Accuracy, conditions and correct cutting parameters
The accuracy of the tool's runout in the axial and radial directions is also important. For example, if the blade is not properly installed in the milling cutter, the cutting edge around the milling cutter can be quickly damaged. When cutting titanium, other factors, such as poor tool manufacturing tolerances, wear and tool damage, defective or poor tool holders, machine tool spindle wear, etc., can greatly affect tool life. Observations show that 80% of all cases of poor processing performance are caused by these factors. Although most people prefer to use a positive rake cutter, in fact a slightly negative rake cutter can remove material with a higher feed and feeds up to 0.5 mm per tooth. But this also means that the best stability must be maintained, that is, the machine should be very strong and the clamping should be extremely stable.
In addition to plunge milling (preferably using round inserts), the 90 main declination should be avoided as much as possible, which usually helps to improve stability and overall performance, especially when used under shallow depths. When performing deep cavity milling, a recommended approach is to use a tool with a variable length through the tool adapter instead of using a single tool of a single length throughout the process.
Adjusting the cutting parameters to overcome the vibration caused by reducing the feed per tooth is a traditional solution, but this method is not appropriate because it can have a catastrophic effect on tool life and cutting performance. Indexable inserts require a certain amount of cutting edge to be rounded to increase cutting edge strength and achieve better coating adhesion.
When milling titanium, the tool is required to work with at least a minimum feed rate - typically 0.1 mm per tooth. If the tendency to vibrate is thrown, the problem of blade damage or shortened tool life will be inevitable. Possible solutions include accurately calculating the feed per tooth and making sure it is at least 0.1 mm.
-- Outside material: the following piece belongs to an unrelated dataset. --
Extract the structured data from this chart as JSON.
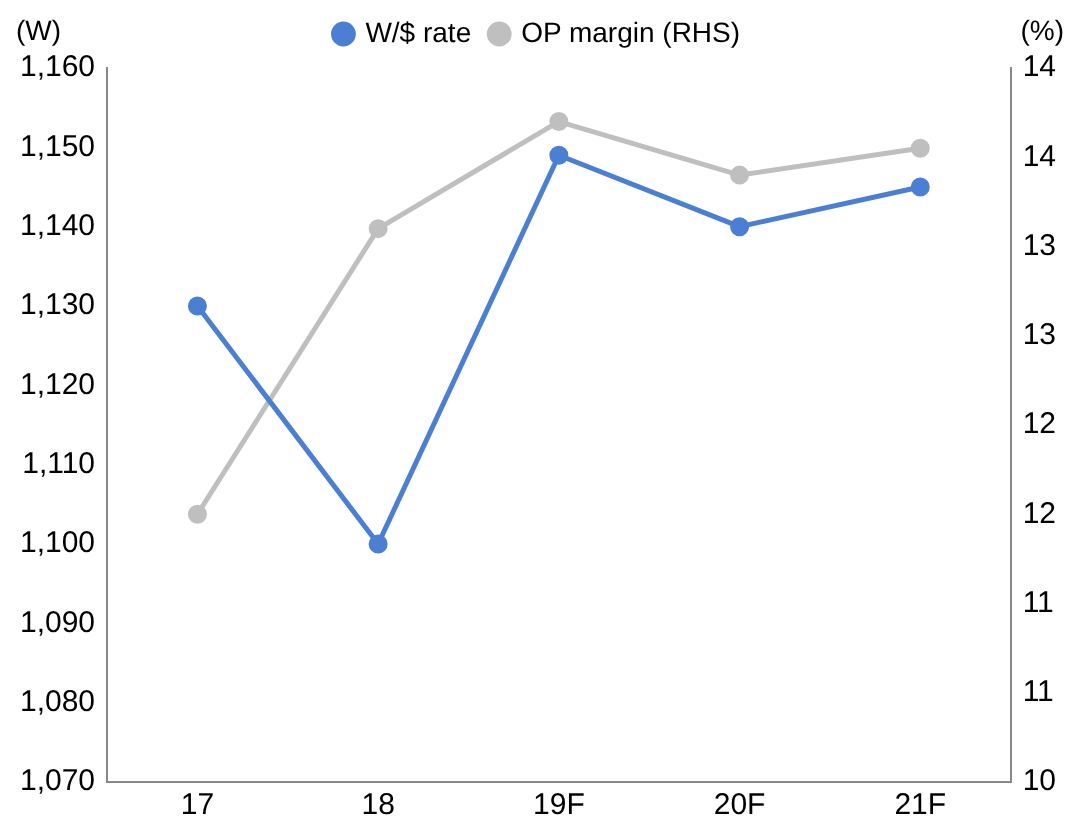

In addition, the spindle speed can be reduced to achieve the initial feed rate. If the minimum feed per tooth is used and the spindle speed is incorrect, the tool life can be as high as 95%. Reducing the spindle speed usually increases tool life.
Once stable conditions are established, the spindle speed and feed rate can be increased accordingly for optimum performance. Another option is to remove some of the blades from the milling cutter or choose a milling cutter with fewer blades.